HRW poinformował, że 31 sierpnia „oddziały Tigrayan wkroczyły do wioski Chenna i sporadycznie i z przerwami brały udział w ciężkich walkach z etiopskimi oddziałami federalnymi i sprzymierzonymi milicjami Amhara. Mieszkańcy Chenny powiedzieli Human Rights Watch, że wojska Tigrayan zaatakowały 26 cywilów w 15 różnych incydentach w ciągu następnych pięciu dni, po czym wycofały się 4 września ”.
Grupa praw człowieka poinformowała również, że 9 września żołnierze Tigrayan w mieście Kobo zostali doraźnie straceni w czterech oddzielnych incydentach.
Human Rights Watch poinformowało o zdalnych wywiadach we wrześniu i październiku z 36 osobami, w tym krewnymi ofiar i sąsiadami, osobami religijnymi i lekarzami, na temat bójek i złego traktowania w wiosce i mieście Chenna Teklehaimanot i wokół nich.
„Dziewiętnaście osób opisało, jak bojownicy Tigrayan w Chenna i Kobo zamordowali w sumie 49 osób, które według nich były cywilami i nazwano 44” – podała grupa.
HRW powiedział również, że „otrzymał trzy listy cywilów rzekomo zabitych między 31 sierpnia a 4 września w Chenna.

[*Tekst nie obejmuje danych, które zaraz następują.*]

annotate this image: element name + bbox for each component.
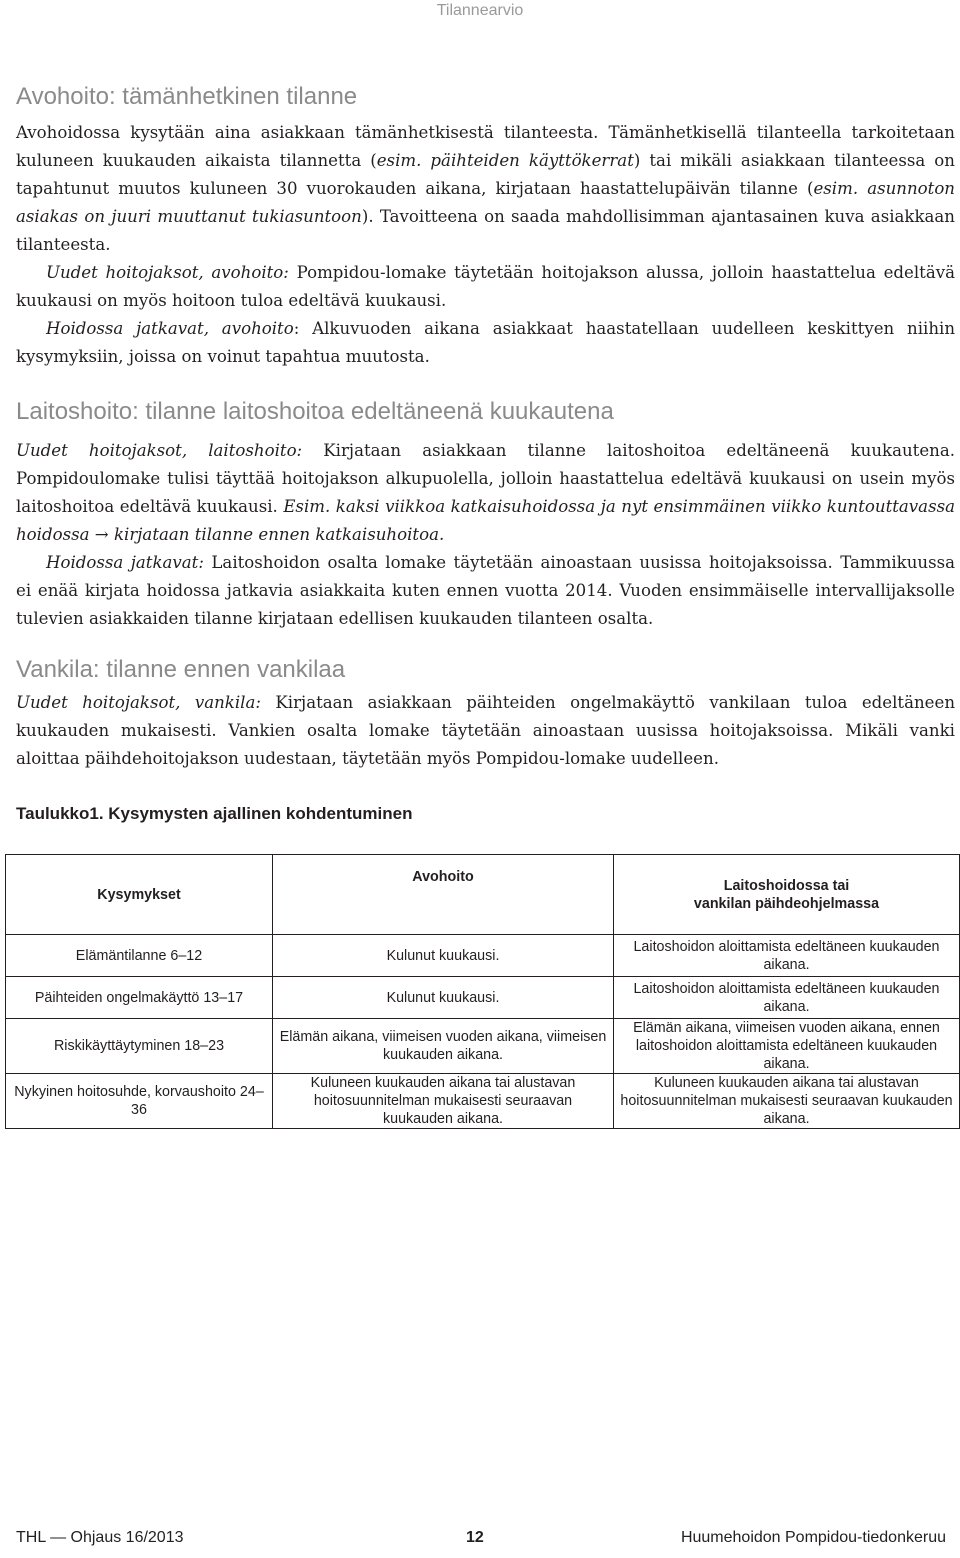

Oprócz doraźnych egzekucji, cywile mogli zostać zabici w wyniku strzelania krzyżowego lub ciężkiej broni podczas walk. Human Rights Watch nie był w stanie określić, ilu zginęło w ten sposób.”
Lata wojny szalały między etiopskim rządem federalnym a Ludowym Frontem Wyzwolenia Tigray, dawną partią rządzącą w regionie Tigray. Konflikt doprowadził do wielu okrucieństw ze wszystkich stron.
W tym tygodniu premier Etiopii Abiy Ahmed napisał na Twitterze, że jego żołnierze zajęli strategiczne miasta należące do sił północnego Tigray, w tym kluczowe miasta Dessie i Kombolcha, zdobyte przez TPLF nieco ponad miesiąc temu.